E é isso que dói. A gente perde a autonomia até sobre as nossas dores. Elas passam a depender intrinsecamente de outro ser humano. Nunca mais existirá felicidade completa se a minha filha não estiver bem. Ter consciência de algo dessa grandeza é doloroso. É solitário.
É desamparador.
Escrevo essa palavra agora e o Word me informa que ela não existe. Se não existe, eu invento: desamparadora é a dor desamparada. É exatamente o que eu senti. Não existe amparo para doença de filho. Eu faço uma reflexão destas a partir de um simples mão-pé-boca. Não posso deixar de pensar nas pessoas que perderam seus filhos. É dor impossível de ser amparada. Porque dor que vem de amor único é única. É ferida aberta para sempre, sem nenhuma perspectiva de se achar uma tampa. Dizem por aí que quando uma mãe perde seu filho, todas perdem um pouco. Sim, mas não. Perda igual à dela, não existe. E não estou vinculando esse sentimento ao gênero feminino, à filiação biológica, a nada disso. Vinculo à maternidade. Para um amor diferente e tão singular, a dor é também única.

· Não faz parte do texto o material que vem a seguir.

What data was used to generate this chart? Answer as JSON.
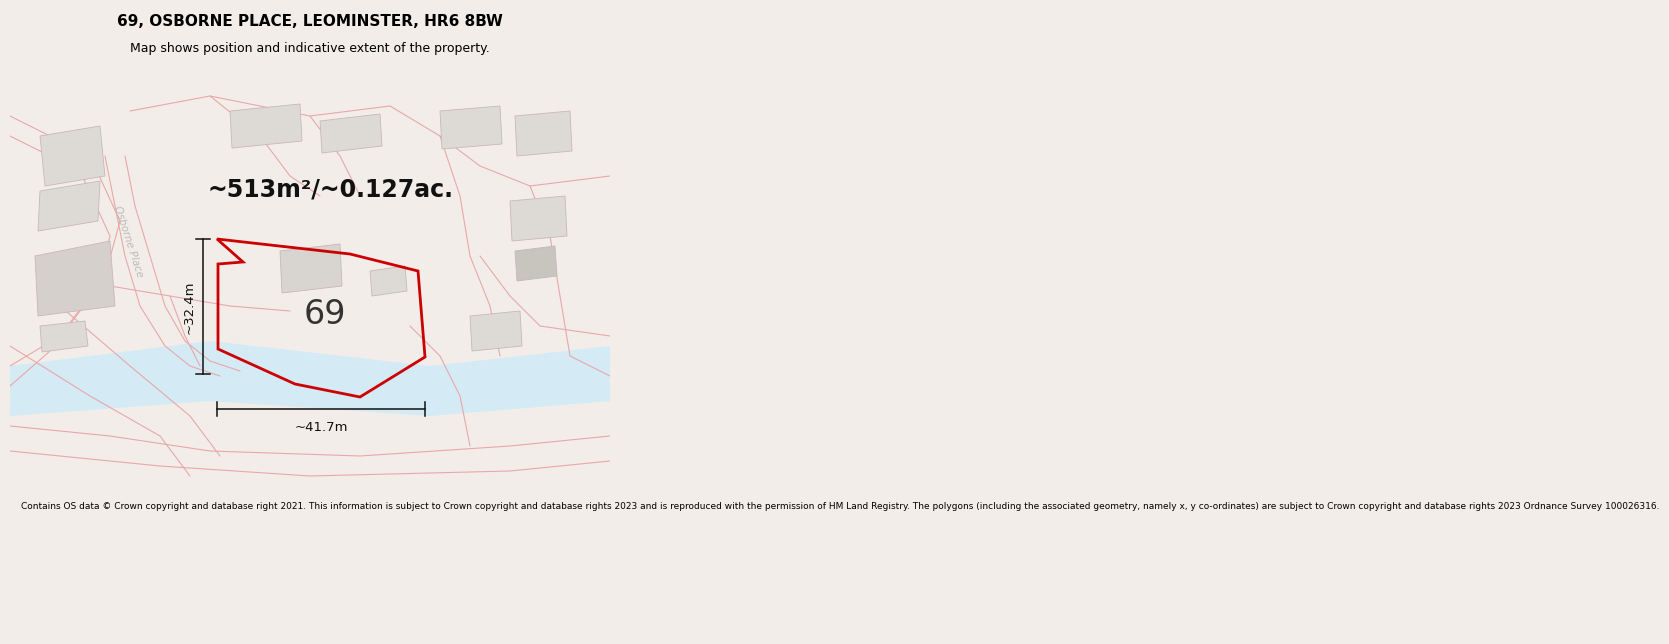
{
  "title": "69, OSBORNE PLACE, LEOMINSTER, HR6 8BW",
  "subtitle": "Map shows position and indicative extent of the property.",
  "area_label": "~513m²/~0.127ac.",
  "plot_number": "69",
  "dim_vertical": "~32.4m",
  "dim_horizontal": "~41.7m",
  "footer": "Contains OS data © Crown copyright and database right 2021. This information is subject to Crown copyright and database rights 2023 and is reproduced with the permission of HM Land Registry. The polygons (including the associated geometry, namely x, y co-ordinates) are subject to Crown copyright and database rights 2023 Ordnance Survey 100026316.",
  "bg_color": "#f2ede9",
  "map_bg": "#f2ede9",
  "road_color": "#f9dada",
  "road_outline": "#e8a8a8",
  "water_color": "#d4eaf5",
  "building_fill": "#dddad5",
  "building_outline": "#c8b8b8",
  "highlight_stroke": "#cc0000",
  "dim_color": "#111111",
  "label_color": "#aaaaaa",
  "title_fontsize": 11,
  "subtitle_fontsize": 9,
  "area_fontsize": 17,
  "plot_num_fontsize": 24,
  "dim_fontsize": 9.5,
  "footer_fontsize": 6.5,
  "osborne_label_color": "#bbbbbb"
}
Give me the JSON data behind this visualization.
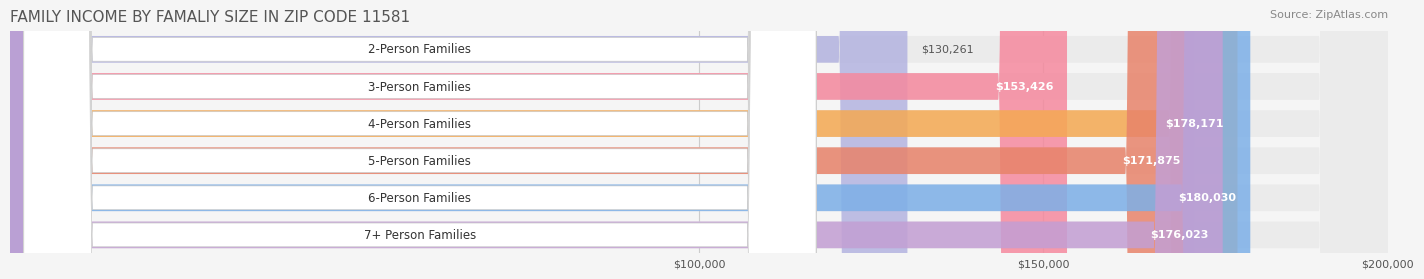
{
  "title": "FAMILY INCOME BY FAMALIY SIZE IN ZIP CODE 11581",
  "source": "Source: ZipAtlas.com",
  "categories": [
    "2-Person Families",
    "3-Person Families",
    "4-Person Families",
    "5-Person Families",
    "6-Person Families",
    "7+ Person Families"
  ],
  "values": [
    130261,
    153426,
    178171,
    171875,
    180030,
    176023
  ],
  "labels": [
    "$130,261",
    "$153,426",
    "$178,171",
    "$171,875",
    "$180,030",
    "$176,023"
  ],
  "colors": [
    "#b3b3e0",
    "#f5899e",
    "#f5a952",
    "#e8836a",
    "#7db0e8",
    "#c39fd4"
  ],
  "xmin": 0,
  "xmax": 200000,
  "xticks": [
    100000,
    150000,
    200000
  ],
  "xtick_labels": [
    "$100,000",
    "$150,000",
    "$200,000"
  ],
  "bg_color": "#f5f5f5",
  "bar_bg_color": "#ebebeb",
  "title_fontsize": 11,
  "label_fontsize": 8.5,
  "source_fontsize": 8
}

E é aí que percebo que o meu problema (o problema da minha filha, que sempre será tão intrinsecamente meu) tem uma solução. E aqui eu cito a última frase que sublinhei em um livro (“Cabeça de Santo”, da Socorro Accioli): “o tempo de sonhar é em cima da terra. Foi a morte que me ensinou”. Pois é, enquanto a vida acontecer, tem solução. E no meu caso, é só um mão-pé-boca que incomoda muito a minha filha. E aí me vem uma frase de quem provavelmente tem por mim um amor único, personalíssimo, intransferível: minha mãe. É uma frase simples, tão simples quando sábia, que só poderia ter saído da boca de uma mãe, da minha mãe. “Vamos enfrentar”. E é o que eu digo para a minha menina. “Vamos enfrentar, filha”. E já me sinto menos sozinha só por dizer essa frase. Porque o amor que tenho pela minha filha pode até ser singular como ele é, mas sozinha eu não estou. Tenho um amor pessoal, único e intransferível para chamar de meu: o da minha mãe. E aqui eu me lembro dos que já não têm a mãe neste plano e sei que eles continuam amparados ainda assim. Porque tão singular como amor de mãe é, ele não depende nem da vida da mãe, nem da vida do filho. Amor de mãe paira por aí, além de qualquer existência humana. Se tem uma coisa que não morre, essa coisa é amor de mãe.